Edward Teller somewhat famously warned about the issue in 1967, in a trade magazine named "Nuclear News":
“For the fast breeder to work in its steady state breeding condition, you probably need half a ton of plutonium. In order that it should work economically in a sufficiently big power producing unit, it probably needs more than one ton of plutonium. I do not like the hazard involved. I suggested that nuclear reactors are a blessing because they are clean. They are clean as long as they function as planned, but if they malfunction in a massive manner, which can happen in principle, they can release enough fission products to kill a tremendous number of people.

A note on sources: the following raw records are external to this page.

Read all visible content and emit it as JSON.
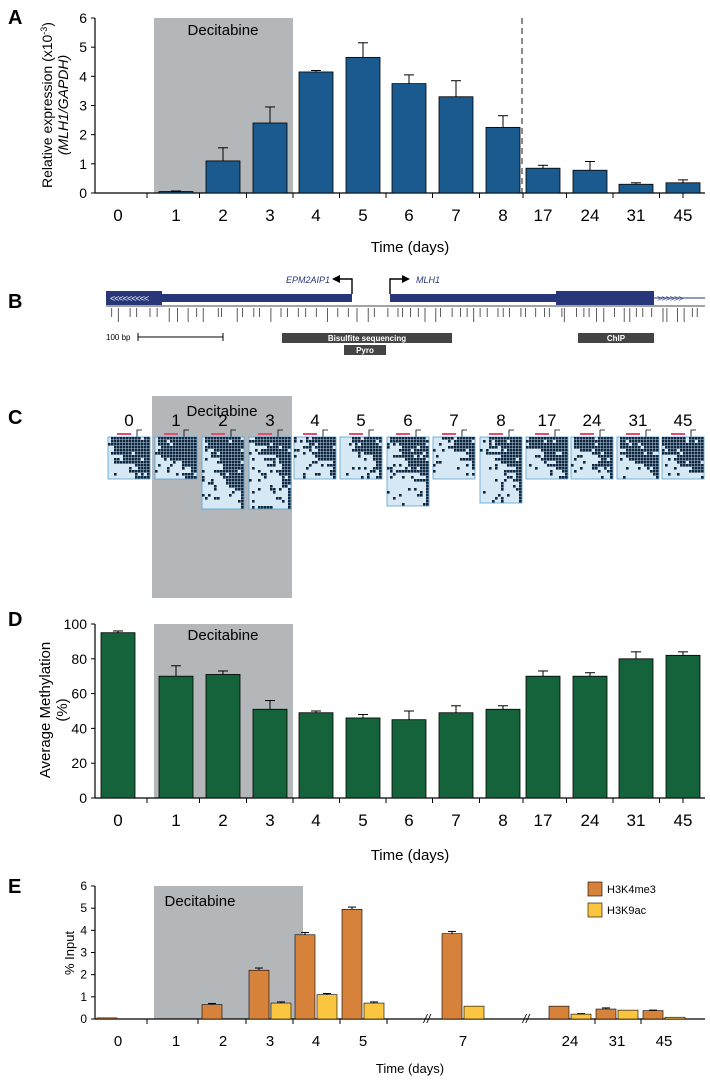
{
  "colors": {
    "expression": "#1a5a8e",
    "methylation": "#15633a",
    "h3k4me3": "#d6823a",
    "h3k9ac": "#fcc53f",
    "shade": "#b3b7ba",
    "gene": "#27377a",
    "methylated_cpg": "#0f2741",
    "unmethylated_cpg": "#d6e8f4"
  },
  "panels": {
    "a": {
      "letter": "A"
    },
    "b": {
      "letter": "B"
    },
    "c": {
      "letter": "C"
    },
    "d": {
      "letter": "D"
    },
    "e": {
      "letter": "E"
    }
  },
  "treatment_label": "Decitabine",
  "map": {
    "gene_left": "EPM2AIP1",
    "gene_right": "MLH1",
    "scale_label": "100 bp",
    "bisulfite_label": "Bisulfite sequencing",
    "pyro_label": "Pyro",
    "chip_label": "ChIP"
  },
  "clones": {
    "days": [
      "0",
      "1",
      "2",
      "3",
      "4",
      "5",
      "6",
      "7",
      "8",
      "17",
      "24",
      "31",
      "45"
    ],
    "methylated_fraction": [
      0.92,
      0.85,
      0.72,
      0.5,
      0.55,
      0.55,
      0.6,
      0.45,
      0.55,
      0.78,
      0.7,
      0.82,
      0.84
    ],
    "clone_rows": [
      14,
      14,
      24,
      24,
      14,
      14,
      23,
      14,
      22,
      14,
      14,
      14,
      14
    ]
  },
  "chart_data": [
    {
      "panel": "A",
      "type": "bar",
      "categories": [
        "0",
        "1",
        "2",
        "3",
        "4",
        "5",
        "6",
        "7",
        "8",
        "17",
        "24",
        "31",
        "45"
      ],
      "values": [
        0.0,
        0.05,
        1.1,
        2.4,
        4.15,
        4.65,
        3.75,
        3.3,
        2.25,
        0.85,
        0.78,
        0.3,
        0.35
      ],
      "errors": [
        0.0,
        0.02,
        0.45,
        0.55,
        0.05,
        0.5,
        0.3,
        0.55,
        0.4,
        0.1,
        0.3,
        0.05,
        0.1
      ],
      "ylabel_line1": "Relative expression (x10",
      "ylabel_exp": "-3",
      "ylabel_close": ")",
      "ylabel_line2": "(MLH1/GAPDH)",
      "xlabel": "Time (days)",
      "ylim": [
        0,
        6
      ],
      "yticks": [
        "0",
        "1",
        "2",
        "3",
        "4",
        "5",
        "6"
      ],
      "treatment_days": [
        "1",
        "2",
        "3"
      ]
    },
    {
      "panel": "D",
      "type": "bar",
      "categories": [
        "0",
        "1",
        "2",
        "3",
        "4",
        "5",
        "6",
        "7",
        "8",
        "17",
        "24",
        "31",
        "45"
      ],
      "values": [
        95,
        70,
        71,
        51,
        49,
        46,
        45,
        49,
        51,
        70,
        70,
        80,
        82
      ],
      "errors": [
        1,
        6,
        2,
        5,
        1,
        2,
        5,
        4,
        2,
        3,
        2,
        4,
        2
      ],
      "ylabel_line1": "Average Methylation",
      "ylabel_line2": "(%)",
      "xlabel": "Time (days)",
      "ylim": [
        0,
        100
      ],
      "yticks": [
        "0",
        "20",
        "40",
        "60",
        "80",
        "100"
      ],
      "treatment_days": [
        "1",
        "2",
        "3"
      ]
    },
    {
      "panel": "E",
      "type": "bar",
      "categories": [
        "0",
        "1",
        "2",
        "3",
        "4",
        "5",
        "7",
        "24",
        "31",
        "45"
      ],
      "break_marks": [
        "//",
        "//"
      ],
      "series": [
        {
          "name": "H3K4me3",
          "values": [
            0.05,
            0.0,
            0.65,
            2.2,
            3.8,
            4.95,
            3.85,
            0.58,
            0.45,
            0.38
          ],
          "errors": [
            0.0,
            0.0,
            0.05,
            0.1,
            0.1,
            0.1,
            0.1,
            0.0,
            0.05,
            0.02
          ]
        },
        {
          "name": "H3K9ac",
          "values": [
            0.0,
            0.0,
            0.0,
            0.72,
            1.1,
            0.72,
            0.58,
            0.22,
            0.4,
            0.08
          ],
          "errors": [
            0.0,
            0.0,
            0.0,
            0.05,
            0.05,
            0.05,
            0.0,
            0.02,
            0.0,
            0.0
          ]
        }
      ],
      "ylabel": "% Input",
      "xlabel": "Time (days)",
      "ylim": [
        0,
        6
      ],
      "yticks": [
        "0",
        "1",
        "2",
        "3",
        "4",
        "5",
        "6"
      ],
      "treatment_days": [
        "1",
        "2",
        "3"
      ],
      "legend": "top-right"
    }
  ]
}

… But if you put together two tons of plutonium in a breeder, one tenth of one
percent of this material could become critical. I have listened to hundreds of analyses of what
course a nuclear accident could take. Although I believe it is possible to analyze the
immediate consequences of an accident, I do not believe it is possible to analyze and foresee
the secondary consequences. In an accident involving plutonium, a couple of tons of
plutonium can melt. I don’t think anyone can foresee where one or two or five percent of this
plutonium will find itself and how it will get mixed with other material. A small fraction of
the original charge can become a great hazard."
(Natrium is not a breeder but the same argument holds.)
That no fast reactors have yet exploded is of course no great argument. How many fast reactors have been built, particularly large ones? Not many. And we've already seen a commercial fast reactor suffer fuel melting (Fermi 1).